The lawyer smiled at this, but he was willing to let it pass without comment, for he had little doubt that it had cost Lady Mary a good deal of pain to give up her plans for gaining all the Murray estate.

When Lady Mary wrote to her son, it was a reproachful letter, and accused him of robbing her of the whole cheque, but to this he quickly sent a reply, saying that he certainly did post the letter to Brading's, and that Arthur certainly must have had this post office order.

About the time when Lady Mary got this letter from Adrian, Mrs. Murray's little servant came to the dining-room one evening with a request. "Please, Miss Molly, my cousin has come to see me," she announced; "can I ask her into the kitchen for a bit?"

"Oh, certainly!" answered Molly.

And being of a curious turn of mind, she thought she would go into the kitchen about an hour later and see what sort of a person this cousin was.

She saw a girl about Alice's own age sitting at the kitchen table, and the girls had some dirty-looking papers spread out before them.

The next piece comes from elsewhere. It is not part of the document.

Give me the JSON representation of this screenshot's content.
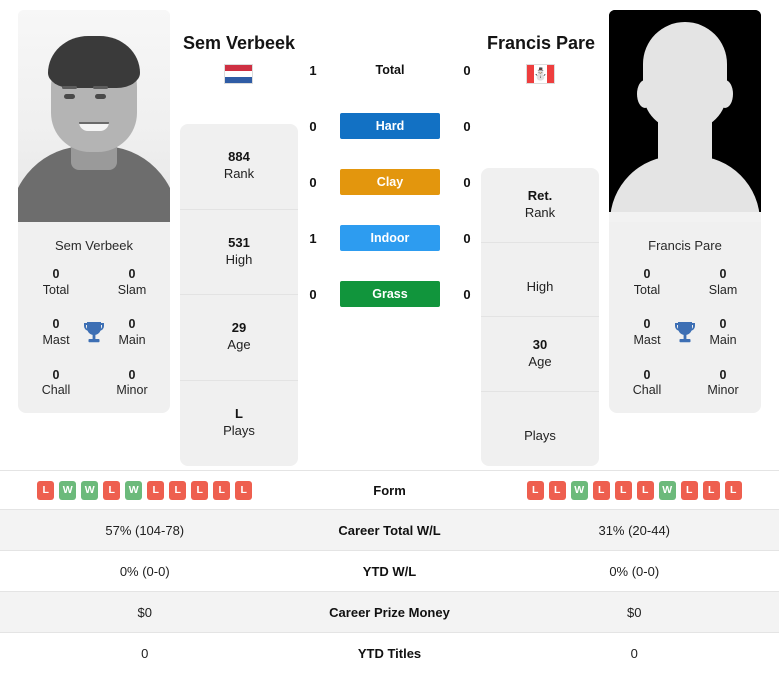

"Let me tell Miss Molly all about it," whispered Alice as she went into the room.

Molly could not help overhearing what was said, and, stopping at the table, she said: "Is it something you want to ask me, Alice?"

The cousin nodded, but seemed shy of speaking, and so she nudged Alice and nodded by way of telling her to explain matters.

"My cousin here has found a big lump of money," said Alice, plunging at once into the tale. "It's such a big lump that she don't know what to do with it, and so she has come to show it to me and ask me about it."